A recent conversation with my mother included the news that the annual Firecracker Triathlon*, held every year in JULY, in TUCSON, ARIZONA, for CRAZY PEOPLE LIKE MY FAMILY WHO WANT TO FRY THEIR BRAINS, has been canceled this year due to construction on the course. And both my mother and my brother were disappointed. Disappointed that they would not be courting heat stroke by swimming, cycling, and running a triathlon course in JULY, in TUCSON, ARIZONA. How can I be related to these people?
Okay, so maybe in my younger days I was very sporty and active. I did the Iron Kid triathlon when I was 7 years old and we were living in Hawaii. And I played a lot of sports, to the point of doing both track and soccer at the same time, meaning two practices a day, back to back. And then I burned out. I guess I peaked early.
Since quitting soccer in high school, I have been not so inclined to do anything involving running. Or anything sports-related, for that matter. This is why I was the only child not to participate in the annual Tour de Tucson bicycle race with my dad. Know how long the Tour de Tucson is? 111 miles. And no, there is not supposed to be a decimal in there somewhere. I don't even like to drive 111 miles, forget pedaling a bike that distance. My father was very disappointed in me.
But did you know country people don't really exercise? Not the kind of exercise that requires skintight shorts and a helmet, anyway. I don't think anyone within a hundred mile radius of my current home has ever participated in a triathlon. I don't even know where the closest triathlon is. It's awesome. It's like I've found my place in the world. A place where it would never occur to anyone to swim across the lake when they could sit on the beach, to ride a bicycle when there are perfectly good pick-up trucks, or to run when they could drive. A place with people just like me.
Yeah, I blend (MOVIE QUOTE ALERT). Until I start laughing uncontrollably at the tractor pull and everyone stares at me because no one else sees anything funny about drinking beer at 10 a.m. and watching men in overalls manipulate heavy machinery. I have some assimilating to do yet, but the no exercise thing? I got that one down.
* My dictionary tells me there is no second "a" in "triathlon." This looks so, so wrong. It bugs me. It should be "triathalon." But it's not. Just thought you should know.
8 comments:
Well, I have good news and bad news.
The bad news is that there at least used to be a triathlon (yes,there should be another "a") up the road in Union Springs, and it may, in fact, still exist. There's also "The Great Race" in Auburn.

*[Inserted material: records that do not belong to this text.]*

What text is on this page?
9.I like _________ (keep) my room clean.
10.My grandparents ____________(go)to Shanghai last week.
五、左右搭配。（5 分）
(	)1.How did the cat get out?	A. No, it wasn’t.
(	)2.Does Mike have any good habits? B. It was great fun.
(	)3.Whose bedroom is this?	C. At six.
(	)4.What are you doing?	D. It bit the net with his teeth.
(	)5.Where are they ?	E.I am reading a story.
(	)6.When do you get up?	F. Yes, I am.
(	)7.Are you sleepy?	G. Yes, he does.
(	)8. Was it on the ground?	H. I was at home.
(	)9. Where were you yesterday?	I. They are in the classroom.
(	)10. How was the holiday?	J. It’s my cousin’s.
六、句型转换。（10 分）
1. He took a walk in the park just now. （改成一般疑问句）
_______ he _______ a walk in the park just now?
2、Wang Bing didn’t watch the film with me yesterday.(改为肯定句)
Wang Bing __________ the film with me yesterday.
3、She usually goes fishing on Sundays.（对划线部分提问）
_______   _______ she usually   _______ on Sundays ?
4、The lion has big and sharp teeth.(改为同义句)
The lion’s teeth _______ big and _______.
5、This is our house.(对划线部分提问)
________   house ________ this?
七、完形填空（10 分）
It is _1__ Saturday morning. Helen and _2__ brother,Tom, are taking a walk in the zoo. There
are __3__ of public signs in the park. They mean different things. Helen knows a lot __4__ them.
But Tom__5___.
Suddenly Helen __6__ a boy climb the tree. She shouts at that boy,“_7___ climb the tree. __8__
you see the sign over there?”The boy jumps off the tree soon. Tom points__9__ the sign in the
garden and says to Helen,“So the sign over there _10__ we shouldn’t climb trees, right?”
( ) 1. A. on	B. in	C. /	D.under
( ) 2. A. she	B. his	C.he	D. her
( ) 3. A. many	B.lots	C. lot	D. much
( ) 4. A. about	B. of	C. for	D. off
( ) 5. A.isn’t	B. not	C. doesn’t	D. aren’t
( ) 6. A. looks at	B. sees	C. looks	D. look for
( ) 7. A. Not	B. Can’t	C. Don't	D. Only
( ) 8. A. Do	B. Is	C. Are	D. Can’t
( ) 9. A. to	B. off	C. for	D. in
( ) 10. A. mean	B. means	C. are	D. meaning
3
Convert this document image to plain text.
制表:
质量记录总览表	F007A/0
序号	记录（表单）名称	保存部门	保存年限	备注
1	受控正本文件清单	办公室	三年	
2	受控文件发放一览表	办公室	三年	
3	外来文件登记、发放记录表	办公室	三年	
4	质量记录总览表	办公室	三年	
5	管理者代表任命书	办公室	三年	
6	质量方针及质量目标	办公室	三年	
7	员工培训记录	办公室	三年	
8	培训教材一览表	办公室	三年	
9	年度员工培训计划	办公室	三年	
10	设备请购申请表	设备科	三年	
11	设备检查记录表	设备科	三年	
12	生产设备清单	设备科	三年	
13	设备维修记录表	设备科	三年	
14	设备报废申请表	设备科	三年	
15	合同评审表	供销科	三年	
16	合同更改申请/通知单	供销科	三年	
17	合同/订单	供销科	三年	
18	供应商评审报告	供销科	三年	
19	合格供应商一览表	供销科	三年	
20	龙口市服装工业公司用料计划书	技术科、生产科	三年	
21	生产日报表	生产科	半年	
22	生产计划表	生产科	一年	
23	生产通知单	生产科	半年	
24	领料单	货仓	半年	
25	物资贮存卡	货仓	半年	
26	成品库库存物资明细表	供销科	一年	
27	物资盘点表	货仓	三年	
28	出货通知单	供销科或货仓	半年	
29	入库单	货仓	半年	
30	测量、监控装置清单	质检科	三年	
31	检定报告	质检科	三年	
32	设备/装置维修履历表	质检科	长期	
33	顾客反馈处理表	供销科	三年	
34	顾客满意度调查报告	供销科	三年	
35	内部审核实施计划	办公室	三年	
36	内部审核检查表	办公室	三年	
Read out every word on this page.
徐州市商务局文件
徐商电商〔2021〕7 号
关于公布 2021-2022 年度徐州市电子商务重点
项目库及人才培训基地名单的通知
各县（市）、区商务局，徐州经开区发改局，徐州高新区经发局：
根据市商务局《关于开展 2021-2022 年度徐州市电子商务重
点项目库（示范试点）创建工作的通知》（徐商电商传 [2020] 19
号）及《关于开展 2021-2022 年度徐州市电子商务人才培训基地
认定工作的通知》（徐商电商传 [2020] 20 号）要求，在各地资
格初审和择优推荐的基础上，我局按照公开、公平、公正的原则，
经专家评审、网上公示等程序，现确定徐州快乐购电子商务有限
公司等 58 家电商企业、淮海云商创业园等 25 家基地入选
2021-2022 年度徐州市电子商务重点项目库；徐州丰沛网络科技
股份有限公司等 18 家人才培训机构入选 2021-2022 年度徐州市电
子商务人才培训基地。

The good news is that you may yet be correct in the assumption that no one who lives within 100 miles participates. All those people *might* be imported for our own befuddled amusement.
Seriously, exercisers, sit down and have some beer. If you have to play a sport, I recommend soccer, which can be played with beer in hand. Unlike, say, volleyball, which is the dumbest sport I've ever encountered. (Sorry volleyball players...)
I'm thinking that I should look into that athl root. Greek, obviously. The suffixes we all know are -ete and -on. Lots of prefixes of course (hey, Kristin, don't worry about the tri--think of the hex and dec!). I wonder if there are any other suffixes. I'll be able to brood about that all day for my exercise, or maybe I'll inquire of my classically oriented friends.
I used to force myself to run in high school because my best friend was a runner, and I was determined to make myself love it like she did. FOUR YEARS of that bullshit, and it never worked. I still hate it. But I have accepted the hate, and just think that people who love to run are misogynists. With really nice legs.
I was not aware of a triathlon in Auburn until a REAL native of the area mentioned it, so I looked it up. The Great Race is actually only a team triathlon, meaning three people on a team do individual events, not one person doing three events. And the Auburn one doesn't have a swimming leg, instead it has kayaking or canoeing. And also, it's in Auburn, not TUCSON, ARIZONA, where it's 120 DEGREES IN JULY. So The Great Race seems much more sensible and less likely to result in a totally vegetative state.
111 miles in that heat (or anywhere) is just ridiculous. And inhumane. Pass the beer.
And actually, it occurs to me now that it may have only been a Biahtlon in Union Springs (I passed out water to the runners as a Jr. Granger).
I guess we really ARE lazy.(But I must admit, I'd rather run in dry 120 degrees than rainy 40 degrees....)
I should clarify: I don't think country people are lazy, I think sports just aren't a part of the lifestyle. They're not important. This is probably due to the fact that when everyone around here was farming, they were too damn tired from actual WORK to go for a jog after milking the cows.
I will take country living over a triathlon ANY day!